OpenXiangShan / NEMU

Other
236 stars 90 forks source link

difftest-as-dut: allow ref model to advance one more step on mismatch #407

Closed shinezyy closed 3 months ago

shinezyy commented 3 months ago
shinezyy commented 3 months ago

Current implementation will corrupt the site of CPU_state during second checking

shinezyy commented 3 months ago

Current implementation will corrupt the site of CPU_state during second checking

resolved

shinezyy commented 3 months ago

@cebarobot @poemonsense

Can we do regression on difftest for bugs detection?
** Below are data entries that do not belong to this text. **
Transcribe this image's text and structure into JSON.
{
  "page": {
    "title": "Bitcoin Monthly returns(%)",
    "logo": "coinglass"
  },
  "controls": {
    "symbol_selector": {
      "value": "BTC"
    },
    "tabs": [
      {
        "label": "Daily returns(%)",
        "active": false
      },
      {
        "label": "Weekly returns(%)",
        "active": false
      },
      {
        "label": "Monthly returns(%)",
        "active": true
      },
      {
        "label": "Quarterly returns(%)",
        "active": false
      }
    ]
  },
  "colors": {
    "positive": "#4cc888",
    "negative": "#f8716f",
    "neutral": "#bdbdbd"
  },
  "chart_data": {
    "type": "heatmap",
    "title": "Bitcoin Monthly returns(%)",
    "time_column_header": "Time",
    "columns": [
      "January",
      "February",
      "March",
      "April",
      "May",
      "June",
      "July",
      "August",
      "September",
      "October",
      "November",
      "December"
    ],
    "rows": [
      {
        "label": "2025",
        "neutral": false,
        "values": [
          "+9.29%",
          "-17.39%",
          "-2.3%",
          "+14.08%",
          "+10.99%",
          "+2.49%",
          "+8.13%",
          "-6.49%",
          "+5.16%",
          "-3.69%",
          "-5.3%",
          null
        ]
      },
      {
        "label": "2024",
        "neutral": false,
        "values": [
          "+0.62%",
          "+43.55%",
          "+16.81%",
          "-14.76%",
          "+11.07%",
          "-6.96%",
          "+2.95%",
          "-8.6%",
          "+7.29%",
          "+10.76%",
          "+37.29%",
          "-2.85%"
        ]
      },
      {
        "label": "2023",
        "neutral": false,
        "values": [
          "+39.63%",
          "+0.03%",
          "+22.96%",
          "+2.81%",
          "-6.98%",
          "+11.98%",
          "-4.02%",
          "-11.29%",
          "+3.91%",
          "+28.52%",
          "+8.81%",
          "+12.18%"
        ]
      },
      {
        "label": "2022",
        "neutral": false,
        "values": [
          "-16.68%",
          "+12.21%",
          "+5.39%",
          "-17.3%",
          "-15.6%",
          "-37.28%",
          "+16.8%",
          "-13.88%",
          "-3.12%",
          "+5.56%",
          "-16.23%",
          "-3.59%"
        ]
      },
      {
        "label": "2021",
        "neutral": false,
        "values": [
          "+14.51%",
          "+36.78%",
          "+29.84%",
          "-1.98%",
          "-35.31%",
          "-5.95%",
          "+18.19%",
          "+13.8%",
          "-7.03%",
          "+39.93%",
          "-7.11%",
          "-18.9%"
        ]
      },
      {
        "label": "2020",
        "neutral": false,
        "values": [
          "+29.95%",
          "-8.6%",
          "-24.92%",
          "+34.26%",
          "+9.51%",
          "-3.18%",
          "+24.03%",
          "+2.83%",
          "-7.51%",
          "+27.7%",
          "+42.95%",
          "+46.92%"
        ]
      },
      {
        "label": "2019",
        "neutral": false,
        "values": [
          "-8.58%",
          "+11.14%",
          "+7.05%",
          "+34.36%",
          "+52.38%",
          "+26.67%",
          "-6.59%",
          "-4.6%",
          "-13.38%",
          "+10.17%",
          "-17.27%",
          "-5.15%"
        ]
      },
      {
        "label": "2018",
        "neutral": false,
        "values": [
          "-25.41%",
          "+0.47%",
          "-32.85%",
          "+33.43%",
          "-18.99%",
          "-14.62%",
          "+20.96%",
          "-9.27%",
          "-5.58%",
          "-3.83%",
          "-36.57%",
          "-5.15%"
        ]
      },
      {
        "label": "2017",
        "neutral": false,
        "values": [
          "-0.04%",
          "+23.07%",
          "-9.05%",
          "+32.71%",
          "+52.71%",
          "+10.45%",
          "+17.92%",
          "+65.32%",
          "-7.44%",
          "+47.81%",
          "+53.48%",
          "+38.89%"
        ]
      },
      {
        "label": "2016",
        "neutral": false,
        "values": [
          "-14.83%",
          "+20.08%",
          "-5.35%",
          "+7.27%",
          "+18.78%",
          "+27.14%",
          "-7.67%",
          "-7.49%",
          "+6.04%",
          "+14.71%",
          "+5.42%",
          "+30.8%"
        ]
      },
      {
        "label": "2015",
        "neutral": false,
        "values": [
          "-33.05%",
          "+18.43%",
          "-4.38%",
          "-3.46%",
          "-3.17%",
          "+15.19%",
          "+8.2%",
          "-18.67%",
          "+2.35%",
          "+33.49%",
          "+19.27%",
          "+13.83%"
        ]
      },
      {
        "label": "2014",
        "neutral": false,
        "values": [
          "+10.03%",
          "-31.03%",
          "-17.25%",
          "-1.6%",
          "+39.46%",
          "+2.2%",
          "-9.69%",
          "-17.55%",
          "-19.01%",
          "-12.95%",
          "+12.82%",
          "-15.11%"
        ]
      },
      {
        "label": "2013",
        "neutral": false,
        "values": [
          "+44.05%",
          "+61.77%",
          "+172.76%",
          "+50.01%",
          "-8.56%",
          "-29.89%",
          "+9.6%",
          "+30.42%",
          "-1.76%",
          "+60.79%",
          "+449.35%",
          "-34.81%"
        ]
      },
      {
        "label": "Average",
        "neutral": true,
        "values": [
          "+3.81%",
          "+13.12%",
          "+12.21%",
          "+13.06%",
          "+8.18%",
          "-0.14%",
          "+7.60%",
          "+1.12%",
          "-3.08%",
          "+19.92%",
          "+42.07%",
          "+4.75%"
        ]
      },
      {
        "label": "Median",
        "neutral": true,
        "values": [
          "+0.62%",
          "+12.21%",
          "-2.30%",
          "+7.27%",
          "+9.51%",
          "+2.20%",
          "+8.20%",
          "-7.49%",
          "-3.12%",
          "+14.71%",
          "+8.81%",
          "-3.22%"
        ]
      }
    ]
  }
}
Because current CI only ensure `` no difference ''.

If I mistakenly modify NEMU to never report difference in difftest, it will also pass current CI.

cebarobot commented 3 months ago

I think that is useful, but how to do that?

poemonsense commented 3 months ago

I know few about NEMU as DUT.

Generally, we need a failure testcase to test the functionality?

shinezyy commented 3 months ago

I know few about NEMU as DUT.

Generally, we need a failure testcase to test the functionality?

Yes, for example, use a buggy Spike as ref, and check output.

I am thinking about this because I am afraid that this patch (or similar patches) silently breaks NEMU as DUT (never report difference) but passes CI

poemonsense commented 3 months ago

I know few about NEMU as DUT. Generally, we need a failure testcase to test the functionality?

Yes, for example, use a buggy Spike as ref, and check output.

I am thinking about this because I am afraid that this patch (or similar patches) silently breaks NEMU as DUT (never report difference) but passes CI

This feature looks important. The difftest repo also lacks this CI feature.

1) checking the failure can be done by checking the return code of a command. GitHub CI is internally a bash script. I think it can be done by like https://stackoverflow.com/questions/26675681/how-to-check-the-exit-status-using-an-if-statement I never tried this but it probably works.

false || exit_code=$?
if [[ ${exit_code} -ne 0 ]]; then echo ${exit_code}; fi

2) To inject a bug into Spike/NEMU, maybe we can add a probablistic return code of nonzero for the isa_difftest_checkregs function?

poemonsense commented 3 months ago

I know few about NEMU as DUT. Generally, we need a failure testcase to test the functionality?

Yes, for example, use a buggy Spike as ref, and check output. I am thinking about this because I am afraid that this patch (or similar patches) silently breaks NEMU as DUT (never report difference) but passes CI

This feature looks important. The difftest repo also lacks this CI feature.

  1. checking the failure can be done by checking the return code of a command. GitHub CI is internally a bash script. I think it can be done by like https://stackoverflow.com/questions/26675681/how-to-check-the-exit-status-using-an-if-statement I never tried this but it probably works.
false || exit_code=$?
if [[ ${exit_code} -ne 0 ]]; then echo ${exit_code}; fi
  1. To inject a bug into Spike/NEMU, maybe we can add a probablistic return code of nonzero for the isa_difftest_checkregs function?

I can have a try for these in the difftest repo as well. We may need to add the similar feature to other repos. It's really important

shinezyy commented 3 months ago

Because my CI guard for NEMU as DUT depends on misa.rvb, I will add it in RVB patch

NewPaulWalker commented 3 months ago
  • When trapping on exception, occasionally, NEMU has executed csrrw tp,mscratch,tp, but Spike has not. After advancing Spike for one more step, Spike's architectural state will match with NEMU again.

This is actually because when certain exceptions occur, NEMU does not let Spike continue executing the instruction that caused the exception. As a result, Spike falls one instruction behind NEMU, leading to a mismatch. After letting Spike execute one more instruction, they match again. I think all exceptions (excluding interrupts) are caused by the instructions themselves, so I decided that whenever an exception occurs, NEMU should let Spike execute one instruction, which is the instruction that cause the exception. https://github.com/OpenXiangShan/NEMU/blob/master/src/isa/riscv64/system/intr.c#L71

poemonsense commented 3 months ago

I think all exceptions (excluding interrupts) are caused by the instructions themselves, so I decided that whenever an exception occurs, NEMU should let Spike execute one instruction, which is the instruction that cause the exception.

This is how difftest should work. Upon exception/interrupt, should tick one step.